The AMA said a 2023 Kaiser Family Foundation (KFF) study and two separate OIG reports found only 11% of prior authorization denials by MAOs are appealed. Of those that were appealed, the vast majority were either completely or partially overturned. The AMA said the KFF study and OIG report findings are concerning because the appeals process was largely underutilized by beneficiaries and providers, with only 1-27% of initial denials ever being appealed. The AMA said this means insurers are incentivized to deny coverage knowing only a small portion of prior authorization decisions will be formally appealed
The AMA said there is currently no consensus on how to hold insurers liable for denials that result in preventable injury to patients, and legal challenges to date have largely been unsuccessful. The association also said efforts to hold insurers liable for authorization denials that result in preventable injury have been slowed by the increasing use of mandatory arbitration clauses in beneficiary contracts. These require beneficiaries to settle disputes out of court by an impartial third party, rather than before a jury or judge and often include waivers that prevent beneficiaries from bringing class action suits. The AMA said a 2019 review of arbitration clauses used by Fortune 100 companies found that many of the nation’s largest health insurance companies impose mandatory arbitration clauses with class waivers on consumers. The insurance vendors include are UnitedHealth Group, Anthem, Aetna and Cigna.
Data cited by the AMA suggests this arbitration is generally bad for consumers, since the median award for medical malpractice claims in Kaiser Permanente’s arbitration program is nearly $400,000 less than median awards for medical malpractice jury trials in California.
The AMA also said it will work to ensure increased legal accountability of insurers is not precluded by clauses in beneficiary contracts that may require pre-dispute arbitration for prior authorization determinations or place limitations on class action.
Need for more transparency in prior authorization denials
When access to care is denied by a health insurer, patients and physicians should be able to understand the justification for the coverage decision, the AMA said. However, prior authorization programs imposed by insurance companies include extensive denial processes that are notoriously opaque, complex and inconsistent. In response to the need for improved transparency, the new policy called for by AMA would ensure insurance companies provide prior authorization notifications with detailed explanations regarding the rationale for denying access to care.
“Health insurer denials must not be a mystery to patients and physicians,” Heine said. “Without clear information from an insurer on how a denial was determined, patients and physicians are often left to the frustrating guess work of finding a treatment covered by a health plan, resulting in delayed and disrupted care.

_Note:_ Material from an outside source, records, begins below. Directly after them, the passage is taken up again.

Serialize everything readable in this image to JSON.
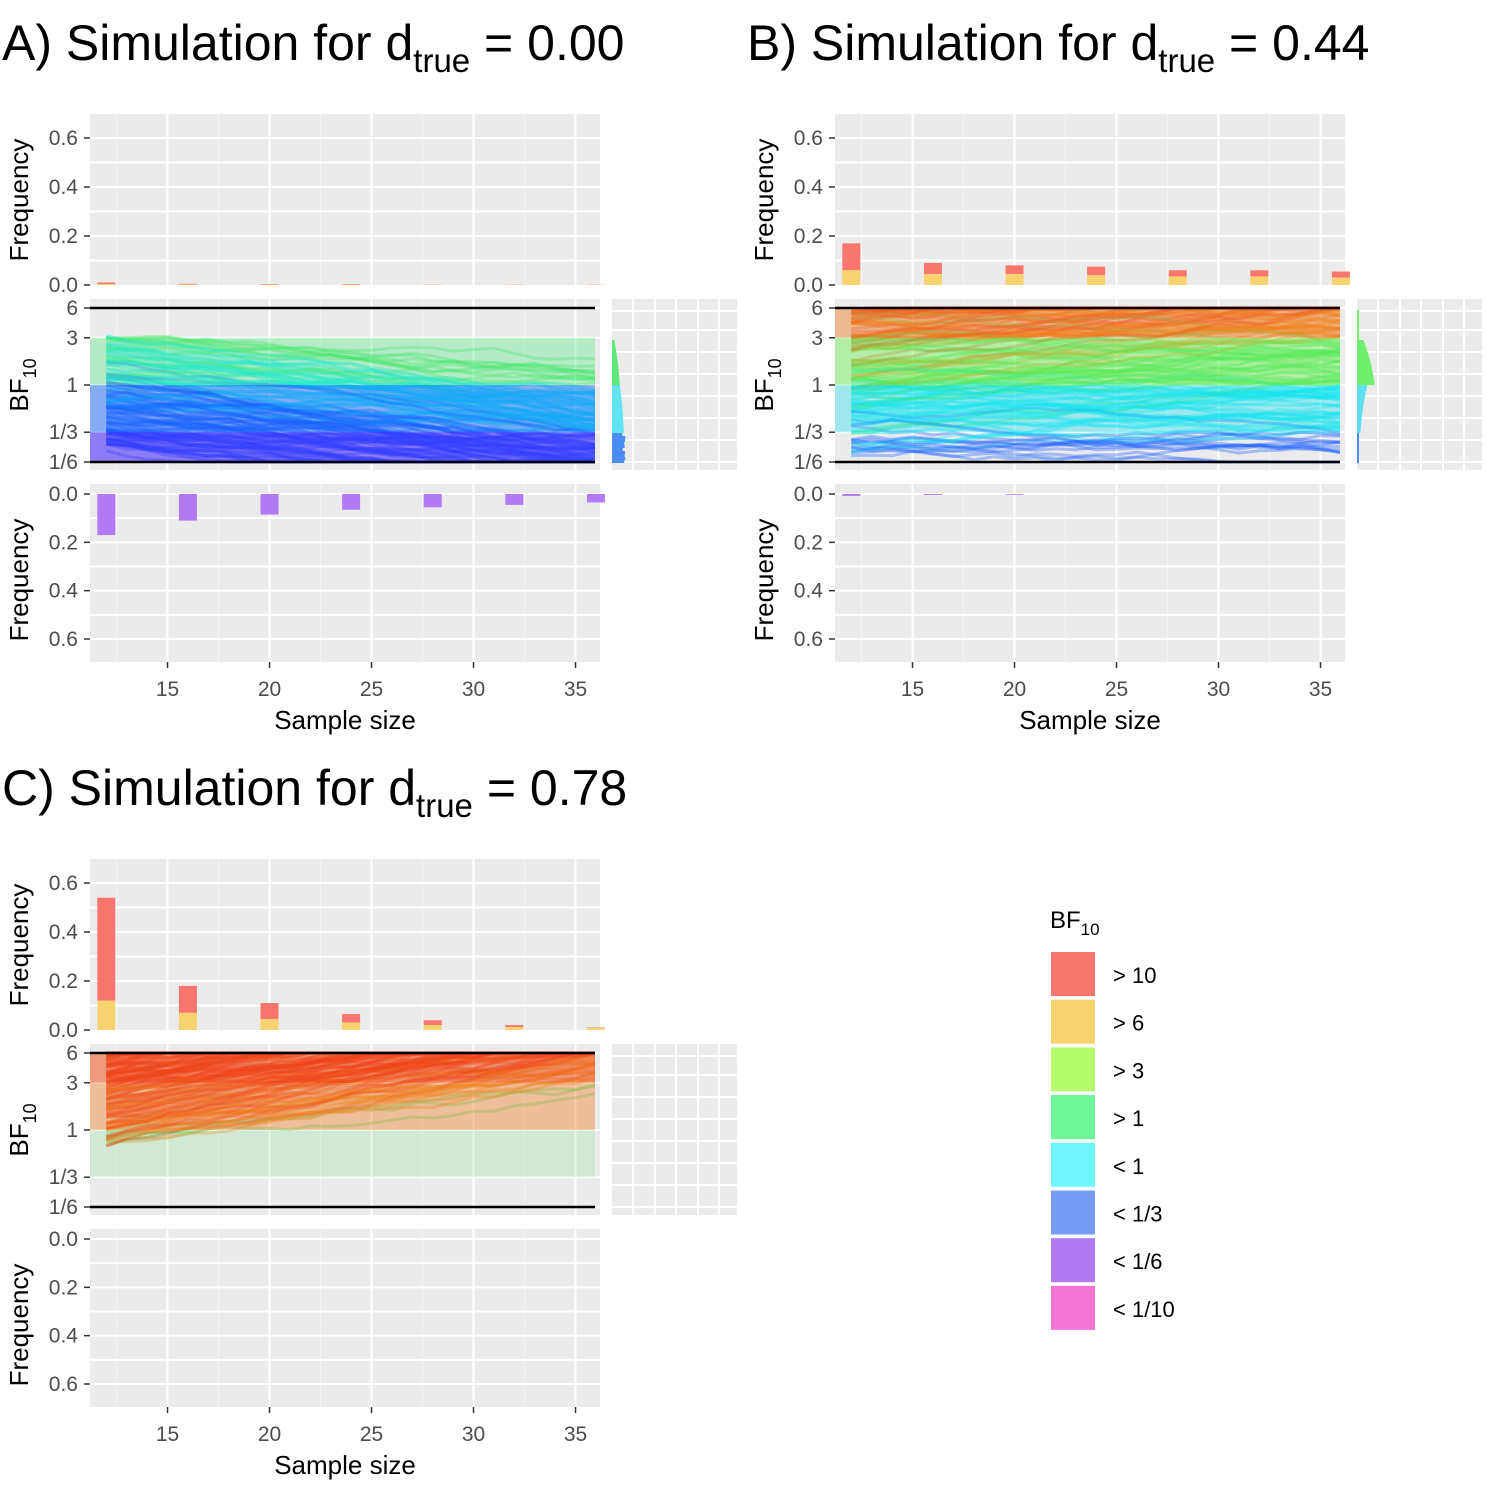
{
  "panels": [
    {
      "id": "A",
      "title_main": "A) Simulation for d",
      "title_sub": "true",
      "title_tail": " = 0.00",
      "top_freq": {
        ">10": [
          0.01,
          0.005,
          0.004,
          0.004,
          0.002,
          0.002,
          0.002
        ],
        ">6": [
          0.004,
          0.002,
          0.002,
          0.002,
          0.001,
          0.001,
          0.001
        ]
      },
      "bottom_freq": {
        "<1/6": [
          0.17,
          0.11,
          0.085,
          0.065,
          0.055,
          0.045,
          0.035
        ],
        "<1/10": [
          0,
          0,
          0,
          0,
          0,
          0,
          0
        ]
      },
      "lines_end_gradient": [
        "#7aa8ff",
        "#0050ff",
        "#2020ff",
        "#5a00ff"
      ],
      "line_start_colors": [
        "#9cff60",
        "#10e0ff",
        "#1870ff",
        "#3030ff",
        "#5a10ff"
      ],
      "side_hist": true,
      "side_hist_colors": [
        "#5ee87a",
        "#62e4f0",
        "#4a8cf0"
      ]
    },
    {
      "id": "B",
      "title_main": "B) Simulation for d",
      "title_sub": "true",
      "title_tail": " = 0.44",
      "top_freq": {
        ">10": [
          0.17,
          0.09,
          0.08,
          0.075,
          0.06,
          0.06,
          0.055
        ],
        ">6": [
          0.06,
          0.045,
          0.045,
          0.04,
          0.035,
          0.035,
          0.03
        ]
      },
      "bottom_freq": {
        "<1/6": [
          0.008,
          0.004,
          0.003,
          0,
          0,
          0,
          0
        ],
        "<1/10": [
          0,
          0,
          0,
          0,
          0,
          0,
          0
        ]
      },
      "side_hist": true,
      "side_hist_colors": [
        "#6ef06e",
        "#5ee0f0",
        "#4a8cf0"
      ]
    },
    {
      "id": "C",
      "title_main": "C) Simulation for d",
      "title_sub": "true",
      "title_tail": " = 0.78",
      "top_freq": {
        ">10": [
          0.54,
          0.18,
          0.11,
          0.065,
          0.04,
          0.02,
          0.01
        ],
        ">6": [
          0.12,
          0.07,
          0.045,
          0.03,
          0.02,
          0.012,
          0.008
        ]
      },
      "bottom_freq": {
        "<1/6": [
          0,
          0,
          0,
          0,
          0,
          0,
          0
        ],
        "<1/10": [
          0,
          0,
          0,
          0,
          0,
          0,
          0
        ]
      },
      "side_hist": false
    }
  ],
  "axes": {
    "freq_label": "Frequency",
    "freq_ticks": [
      "0.0",
      "0.2",
      "0.4",
      "0.6"
    ],
    "bf_label_main": "BF",
    "bf_label_sub": "10",
    "bf_ticks": [
      "6",
      "3",
      "1",
      "1/3",
      "1/6"
    ],
    "x_label": "Sample size",
    "x_ticks": [
      "15",
      "20",
      "25",
      "30",
      "35"
    ]
  },
  "legend": {
    "title_main": "BF",
    "title_sub": "10",
    "items": [
      {
        "label": "> 10",
        "color": "#f8766d"
      },
      {
        "label": "> 6",
        "color": "#f6d36e"
      },
      {
        "label": "> 3",
        "color": "#b6fa6e"
      },
      {
        "label": "> 1",
        "color": "#6ff59a"
      },
      {
        "label": "< 1",
        "color": "#6ff6fb"
      },
      {
        "label": "< 1/3",
        "color": "#769cf6"
      },
      {
        "label": "< 1/6",
        "color": "#b37af5"
      },
      {
        "label": "< 1/10",
        "color": "#f577d3"
      }
    ]
  },
  "chart_data": [
    {
      "type": "bar",
      "panel": "A",
      "title": "A) Simulation for d_true = 0.00",
      "x": [
        12,
        16,
        20,
        24,
        28,
        32,
        36
      ],
      "xlabel": "Sample size",
      "ylabel": "Frequency",
      "ylim": [
        0,
        0.6
      ],
      "series": [
        {
          "name": "> 10",
          "values": [
            0.01,
            0.005,
            0.004,
            0.004,
            0.002,
            0.002,
            0.002
          ]
        },
        {
          "name": "> 6",
          "values": [
            0.004,
            0.002,
            0.002,
            0.002,
            0.001,
            0.001,
            0.001
          ]
        },
        {
          "name": "< 1/6",
          "values": [
            0.17,
            0.11,
            0.085,
            0.065,
            0.055,
            0.045,
            0.035
          ]
        }
      ],
      "bf_ticks": [
        "1/6",
        "1/3",
        "1",
        "3",
        "6"
      ]
    },
    {
      "type": "bar",
      "panel": "B",
      "title": "B) Simulation for d_true = 0.44",
      "x": [
        12,
        16,
        20,
        24,
        28,
        32,
        36
      ],
      "xlabel": "Sample size",
      "ylabel": "Frequency",
      "ylim": [
        0,
        0.6
      ],
      "series": [
        {
          "name": "> 10",
          "values": [
            0.17,
            0.09,
            0.08,
            0.075,
            0.06,
            0.06,
            0.055
          ]
        },
        {
          "name": "> 6",
          "values": [
            0.06,
            0.045,
            0.045,
            0.04,
            0.035,
            0.035,
            0.03
          ]
        },
        {
          "name": "< 1/6",
          "values": [
            0.008,
            0.004,
            0.003,
            0,
            0,
            0,
            0
          ]
        }
      ],
      "bf_ticks": [
        "1/6",
        "1/3",
        "1",
        "3",
        "6"
      ]
    },
    {
      "type": "bar",
      "panel": "C",
      "title": "C) Simulation for d_true = 0.78",
      "x": [
        12,
        16,
        20,
        24,
        28,
        32,
        36
      ],
      "xlabel": "Sample size",
      "ylabel": "Frequency",
      "ylim": [
        0,
        0.6
      ],
      "series": [
        {
          "name": "> 10",
          "values": [
            0.54,
            0.18,
            0.11,
            0.065,
            0.04,
            0.02,
            0.01
          ]
        },
        {
          "name": "> 6",
          "values": [
            0.12,
            0.07,
            0.045,
            0.03,
            0.02,
            0.012,
            0.008
          ]
        },
        {
          "name": "< 1/6",
          "values": [
            0,
            0,
            0,
            0,
            0,
            0,
            0
          ]
        }
      ],
      "bf_ticks": [
        "1/6",
        "1/3",
        "1",
        "3",
        "6"
      ]
    }
  ]
}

Transparency in coverage policies needs to be a core value, an essential principle to help patients and physicians make informed choices in a more efficient health care system.”

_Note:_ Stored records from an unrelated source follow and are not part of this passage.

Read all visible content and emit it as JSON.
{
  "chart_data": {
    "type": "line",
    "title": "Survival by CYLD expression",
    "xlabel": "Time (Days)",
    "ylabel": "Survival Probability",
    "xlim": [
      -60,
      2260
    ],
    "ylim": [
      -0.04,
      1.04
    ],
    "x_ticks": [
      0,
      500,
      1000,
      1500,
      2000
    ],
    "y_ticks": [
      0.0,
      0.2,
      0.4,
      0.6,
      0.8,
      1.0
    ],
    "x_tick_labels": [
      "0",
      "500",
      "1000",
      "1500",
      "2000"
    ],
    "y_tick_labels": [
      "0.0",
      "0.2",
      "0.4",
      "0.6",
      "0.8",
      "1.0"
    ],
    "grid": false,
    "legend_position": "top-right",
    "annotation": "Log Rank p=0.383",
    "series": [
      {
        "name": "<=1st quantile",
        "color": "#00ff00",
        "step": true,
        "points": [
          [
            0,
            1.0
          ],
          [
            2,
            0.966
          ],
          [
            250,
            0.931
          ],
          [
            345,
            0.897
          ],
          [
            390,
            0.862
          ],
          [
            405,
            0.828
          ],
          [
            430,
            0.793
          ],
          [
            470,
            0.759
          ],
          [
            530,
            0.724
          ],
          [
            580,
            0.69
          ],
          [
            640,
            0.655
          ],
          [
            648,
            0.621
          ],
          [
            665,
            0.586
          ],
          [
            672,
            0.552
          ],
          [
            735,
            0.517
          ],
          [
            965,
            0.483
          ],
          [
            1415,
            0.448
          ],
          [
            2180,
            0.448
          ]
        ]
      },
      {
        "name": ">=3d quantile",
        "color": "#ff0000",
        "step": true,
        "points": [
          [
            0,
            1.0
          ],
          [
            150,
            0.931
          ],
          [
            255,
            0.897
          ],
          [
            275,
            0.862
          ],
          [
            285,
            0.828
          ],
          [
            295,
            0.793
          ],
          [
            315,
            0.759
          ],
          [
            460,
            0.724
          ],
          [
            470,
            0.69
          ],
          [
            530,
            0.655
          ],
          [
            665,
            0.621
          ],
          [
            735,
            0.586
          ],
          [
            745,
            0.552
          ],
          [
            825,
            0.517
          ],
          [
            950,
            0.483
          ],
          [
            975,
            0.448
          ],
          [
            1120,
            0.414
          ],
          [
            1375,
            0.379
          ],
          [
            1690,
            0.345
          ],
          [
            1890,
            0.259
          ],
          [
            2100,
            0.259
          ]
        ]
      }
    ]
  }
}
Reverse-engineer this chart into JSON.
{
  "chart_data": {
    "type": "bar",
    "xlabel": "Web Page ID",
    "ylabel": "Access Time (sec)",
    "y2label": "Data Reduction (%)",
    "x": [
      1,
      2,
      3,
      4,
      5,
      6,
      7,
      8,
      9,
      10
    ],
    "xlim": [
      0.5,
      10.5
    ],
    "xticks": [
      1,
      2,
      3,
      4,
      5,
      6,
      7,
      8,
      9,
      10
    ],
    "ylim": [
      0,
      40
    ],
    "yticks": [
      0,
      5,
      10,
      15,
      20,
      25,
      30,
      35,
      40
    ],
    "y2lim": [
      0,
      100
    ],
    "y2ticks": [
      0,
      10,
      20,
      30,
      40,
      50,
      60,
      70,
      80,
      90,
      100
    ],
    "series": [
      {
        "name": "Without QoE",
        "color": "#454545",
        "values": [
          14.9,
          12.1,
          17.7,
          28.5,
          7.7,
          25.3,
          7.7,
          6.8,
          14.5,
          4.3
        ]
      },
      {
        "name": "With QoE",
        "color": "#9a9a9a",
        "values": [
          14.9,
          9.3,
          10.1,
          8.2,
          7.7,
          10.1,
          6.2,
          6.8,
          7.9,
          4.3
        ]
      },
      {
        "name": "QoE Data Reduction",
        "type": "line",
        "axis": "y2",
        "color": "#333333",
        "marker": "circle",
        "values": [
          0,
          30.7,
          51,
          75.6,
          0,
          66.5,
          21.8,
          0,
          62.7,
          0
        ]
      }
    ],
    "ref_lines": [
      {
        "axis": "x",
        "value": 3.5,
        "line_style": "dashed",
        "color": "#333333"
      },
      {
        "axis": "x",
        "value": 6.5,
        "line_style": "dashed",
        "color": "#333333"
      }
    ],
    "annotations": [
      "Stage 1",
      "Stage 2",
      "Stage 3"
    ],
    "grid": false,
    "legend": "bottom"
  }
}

New AMA policy outlines basic information requirements for prior authorization denial letters that include a detailed explanation of denial reasoning, access to policies or rules cited as part of the denial, information needed to approve the treatment, and a list of covered alternative treatments.

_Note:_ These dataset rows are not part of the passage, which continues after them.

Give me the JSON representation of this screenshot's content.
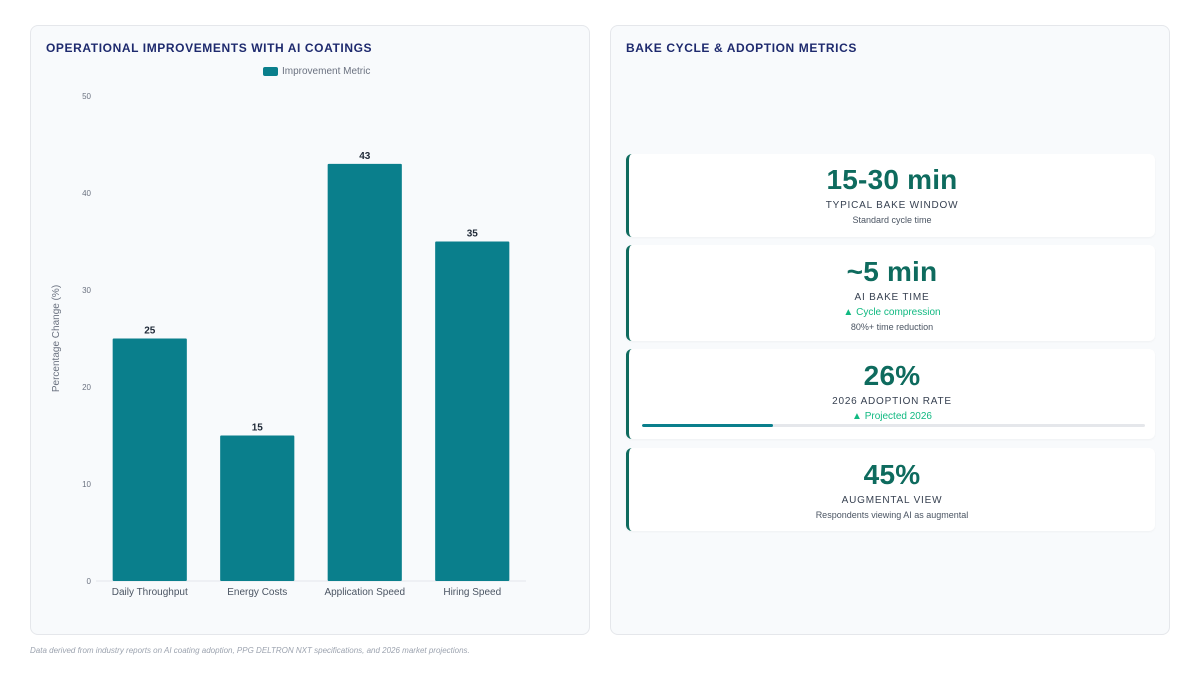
{
  "left_panel": {
    "title": "OPERATIONAL IMPROVEMENTS WITH AI COATINGS"
  },
  "right_panel": {
    "title": "BAKE CYCLE & ADOPTION METRICS"
  },
  "chart_data": {
    "type": "bar",
    "categories": [
      "Daily Throughput",
      "Energy Costs",
      "Application Speed",
      "Hiring Speed"
    ],
    "series": [
      {
        "name": "Improvement Metric",
        "values": [
          25,
          15,
          43,
          35
        ]
      }
    ],
    "data_labels": [
      "25",
      "15",
      "43",
      "35"
    ],
    "ylabel": "Percentage Change (%)",
    "xlabel": "",
    "ylim": [
      0,
      50
    ],
    "yticks": [
      0,
      10,
      20,
      30,
      40,
      50
    ],
    "legend_position": "top-center",
    "grid": false,
    "colors": {
      "bar": "#0a7f8c"
    }
  },
  "metrics": [
    {
      "value": "15-30 min",
      "label": "TYPICAL BAKE WINDOW",
      "sub": "Standard cycle time"
    },
    {
      "value": "~5 min",
      "label": "AI BAKE TIME",
      "trend": "▲ Cycle compression",
      "sub": "80%+ time reduction"
    },
    {
      "value": "26%",
      "label": "2026 ADOPTION RATE",
      "trend": "▲ Projected 2026",
      "progress_percent": 26
    },
    {
      "value": "45%",
      "label": "AUGMENTAL VIEW",
      "sub": "Respondents viewing AI as augmental"
    }
  ],
  "colors": {
    "accent": "#0e6b5e",
    "trend": "#10b981",
    "title": "#1e2a6e"
  },
  "footnote": "Data derived from industry reports on AI coating adoption, PPG DELTRON NXT specifications, and 2026 market projections."
}
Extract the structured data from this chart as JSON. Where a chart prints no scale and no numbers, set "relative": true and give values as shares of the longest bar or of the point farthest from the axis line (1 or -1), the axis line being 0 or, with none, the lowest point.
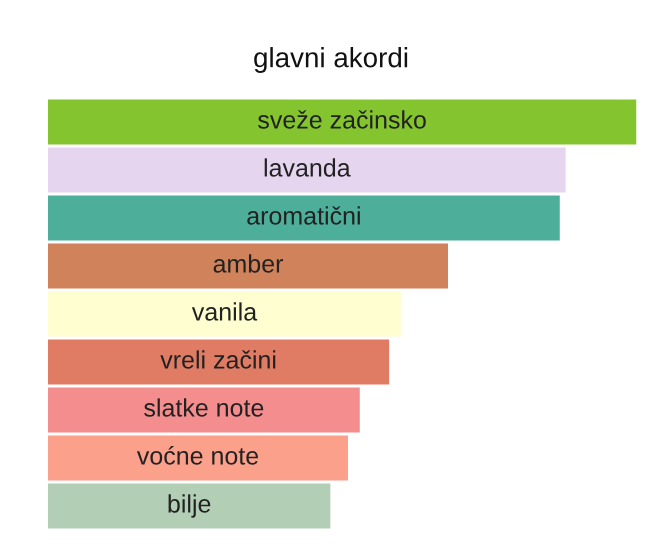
{
  "chart_data": {
    "type": "bar",
    "orientation": "horizontal",
    "relative": true,
    "title": "glavni akordi",
    "categories": [
      "sveže začinsko",
      "lavanda",
      "aromatični",
      "amber",
      "vanila",
      "vreli začini",
      "slatke note",
      "voćne note",
      "bilje"
    ],
    "values": [
      1,
      0.88,
      0.87,
      0.68,
      0.6,
      0.58,
      0.53,
      0.51,
      0.48
    ],
    "colors": [
      "#84c52f",
      "#e6d5ef",
      "#4dae9a",
      "#d0825a",
      "#fefed0",
      "#e07c64",
      "#f48d8e",
      "#fba08a",
      "#b2cfb6"
    ],
    "legend": false
  }
}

While additional information in denial letters is needed, the AMA will also continue its work to support real-time prescription benefit tools (RTBTs) that allow physicians access to patient drug coverage information at the point of care in their electronic health records. RTBTs can streamline access to care and avoid unexpected delays and denials by confirming insurer-approved care or providing therapeutically-equivalent alternative treatments that do not require the insurer’s prior authorization.